Fixer un nouveau rendez-vous budgétaire
Les grandes entreprises arrêtent des comptes semestriels. L'Etat ne s'impose pas cette discipline. Il convient donc que le Parlement soit saisi, en fin de premier semestre, d'un état commenté de l'exécution des comptes publics, analogue au travail commandé aux magistrats de la Cour des Comptes -dont l'élaboration pourrait être confiée à la Cour dans l'esprit de l'article 47 de la Constitution. Un jugement politique pourra alors être porté sur la pertinence de l'exécution de la loi de finances et de la loi de financement de la sécurité sociale.
1. Une vraie comptabilité patrimoniale pour l'Etat
A la
différence des particuliers ou des entreprises, l'Etat ne connaît
pas exactement la nature de son patrimoine et par voie de conséquence le
valorise insuffisamment en faisant, de fait, reporter ce poids sur les
contribuables actuels mais également les générations
futures.
Ce constat naguère établi par notre collègue Jean Arthuis,
alors ministre de l'économie, vient encore récemment d'être
à nouveau mis en évidence. En effet, M. Jean-Jacques
François, chef de la Mission comptabilité patrimoniale, a remis
au ministre de l'économie et au secrétaire d'Etat au budget un
rapport intitulé "
Le système financier de l'Etat en
question "
, dont le sous-titre "
Situation
d'urgence ? "
, donne le ton du contenu de ce rapport.
Le diagnostic auquel le rapport a abouti est clair et sans appel :
" S'il n'évolue pas de manière significative, le
système financier de l'Etat risque de perdre rapidement en
efficacité et en pertinence ".
Le rapport François : un diagnostic sévère
Les
principales observations et conclusions du rapport François mettent en
évidence les dysfonctionnements, voire les graves carences de
l'administration française.
Ce rapport estime en effet que
" les limites du système
financier vont devenir insupportables "
, en raison de concepts
budgétaires dépassés et de processus pénalisants.
Par ailleurs,
" la France prend du retard sur l'étranger et sera
mise en difficulté à l'international si elle ne bouge
pas ".
Les dispositifs actuels présentent trois principales imperfections :
- le budget n'informe pas sur certains enjeux importants ;
-
la comptabilité de l'Etat ne permet ni de voir clair ni de
rendre compte dans le domaine de la gestion ;
- les processus financiers sont encore pénalisés par les
contraintes propres aux administrations.
Dès lors, le rapport retient deux priorités :
" une
comptabilité décisionnelle "
et
" l'efficacité financière ".
Cet état des lieux sévère a des conséquences
dommageables sur la connaissance et la valorisation par l'Etat de son
patrimoine.
Ainsi, la valeur du patrimoine de l'Etat diminuerait de 60
milliards de francs sur 10 ans du fait de l'insuffisance du niveau
d'entretien et du retard dans les mises en conformité. Sa mise à
niveau requiert 5 à 6 milliards de francs par an. A défaut de la
réaliser dès maintenant, son poids sera reporté sur les
générations futures.
Qui plus est, le rapport met en exergue
" une visibilité
brouillée "
sur l'étendue du domaine et du parc
immobilier de l'Etat.
Votre commission ne peut que constater l'étroitesse du lien qui unit
l'amélioration de la gestion publique et la réforme de l'Etat.

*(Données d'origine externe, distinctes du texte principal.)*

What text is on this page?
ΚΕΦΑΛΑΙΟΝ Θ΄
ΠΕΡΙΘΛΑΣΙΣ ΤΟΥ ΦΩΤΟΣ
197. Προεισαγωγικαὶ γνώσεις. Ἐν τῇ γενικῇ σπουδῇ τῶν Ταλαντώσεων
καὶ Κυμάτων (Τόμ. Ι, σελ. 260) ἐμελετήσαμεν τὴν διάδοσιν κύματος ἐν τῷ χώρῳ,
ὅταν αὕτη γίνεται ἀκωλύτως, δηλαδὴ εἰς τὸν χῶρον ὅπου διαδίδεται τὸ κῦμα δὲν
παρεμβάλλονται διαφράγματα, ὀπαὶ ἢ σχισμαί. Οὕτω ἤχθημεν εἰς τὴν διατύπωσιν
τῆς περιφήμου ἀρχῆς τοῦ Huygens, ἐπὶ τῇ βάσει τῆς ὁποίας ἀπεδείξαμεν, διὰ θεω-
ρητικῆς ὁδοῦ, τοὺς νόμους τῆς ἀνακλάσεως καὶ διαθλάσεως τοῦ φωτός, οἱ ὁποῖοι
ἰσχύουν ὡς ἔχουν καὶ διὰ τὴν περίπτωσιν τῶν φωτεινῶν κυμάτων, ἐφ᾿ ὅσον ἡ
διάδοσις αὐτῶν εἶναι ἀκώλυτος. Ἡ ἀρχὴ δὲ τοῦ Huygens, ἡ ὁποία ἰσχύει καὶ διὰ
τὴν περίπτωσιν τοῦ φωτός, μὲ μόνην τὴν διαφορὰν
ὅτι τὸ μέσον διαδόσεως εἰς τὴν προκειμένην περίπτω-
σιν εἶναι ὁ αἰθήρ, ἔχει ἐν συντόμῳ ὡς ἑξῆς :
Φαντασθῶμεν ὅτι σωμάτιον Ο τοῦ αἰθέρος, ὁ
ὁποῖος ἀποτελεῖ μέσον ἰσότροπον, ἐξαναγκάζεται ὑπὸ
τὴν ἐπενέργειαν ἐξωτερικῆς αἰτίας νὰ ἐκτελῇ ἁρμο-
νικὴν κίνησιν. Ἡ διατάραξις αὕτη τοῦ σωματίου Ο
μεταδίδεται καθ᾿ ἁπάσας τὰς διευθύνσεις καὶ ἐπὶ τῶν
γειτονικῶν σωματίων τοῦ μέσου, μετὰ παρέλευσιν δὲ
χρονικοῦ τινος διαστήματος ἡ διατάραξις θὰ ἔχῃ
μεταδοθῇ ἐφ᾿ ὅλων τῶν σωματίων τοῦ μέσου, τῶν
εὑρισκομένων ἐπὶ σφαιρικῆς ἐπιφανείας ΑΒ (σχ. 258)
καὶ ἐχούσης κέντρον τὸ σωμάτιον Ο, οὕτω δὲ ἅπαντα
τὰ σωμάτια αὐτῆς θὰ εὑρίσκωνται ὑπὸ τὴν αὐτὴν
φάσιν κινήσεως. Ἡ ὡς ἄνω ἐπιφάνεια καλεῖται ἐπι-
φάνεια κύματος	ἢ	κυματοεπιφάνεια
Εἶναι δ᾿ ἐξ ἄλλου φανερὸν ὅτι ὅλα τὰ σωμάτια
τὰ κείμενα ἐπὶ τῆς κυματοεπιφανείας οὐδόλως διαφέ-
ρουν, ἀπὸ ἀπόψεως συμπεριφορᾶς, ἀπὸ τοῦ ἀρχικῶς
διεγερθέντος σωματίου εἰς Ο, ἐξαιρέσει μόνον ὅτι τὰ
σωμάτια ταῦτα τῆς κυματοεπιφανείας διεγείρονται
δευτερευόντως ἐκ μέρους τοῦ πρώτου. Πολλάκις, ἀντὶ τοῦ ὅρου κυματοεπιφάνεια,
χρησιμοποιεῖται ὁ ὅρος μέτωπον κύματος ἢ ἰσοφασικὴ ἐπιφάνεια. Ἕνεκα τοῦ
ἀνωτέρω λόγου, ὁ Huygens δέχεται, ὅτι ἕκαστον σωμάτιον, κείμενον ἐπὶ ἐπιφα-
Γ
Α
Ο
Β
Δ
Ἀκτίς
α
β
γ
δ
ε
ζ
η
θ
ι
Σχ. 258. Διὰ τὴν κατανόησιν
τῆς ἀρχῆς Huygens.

Or, cette dernière n'est visiblement pas la priorité du
gouvernement.
2. Un jugement d'expert : celui de la Cour des Comptes
Si la
Cour des comptes, dans son rapport sur l'exécution des lois de finances
pour l'année 1998, analyse les conséquences de
l'amélioration de la conjoncture sur l'économie française
(croissance de l'activité, poursuite de la lente décroissance du
déficit budgétaire, progression des recettes fiscales...),
elle n'en souligne pas moins les limites de l'exécution d'un budget
traduisant, pour la première fois sur une année complète,
les priorités du gouvernement issu des élections
législatives du printemps 1997.
A cet égard, elle émet un jugement critique, estimant, en
substance, que les dépenses de l'Etat ont continué de
croître, que la structure de la dépense publique continue de se
dégrader.
Elle insiste également sur le fait que des pratiques
budgétaires et comptables critiquables se perpétuent.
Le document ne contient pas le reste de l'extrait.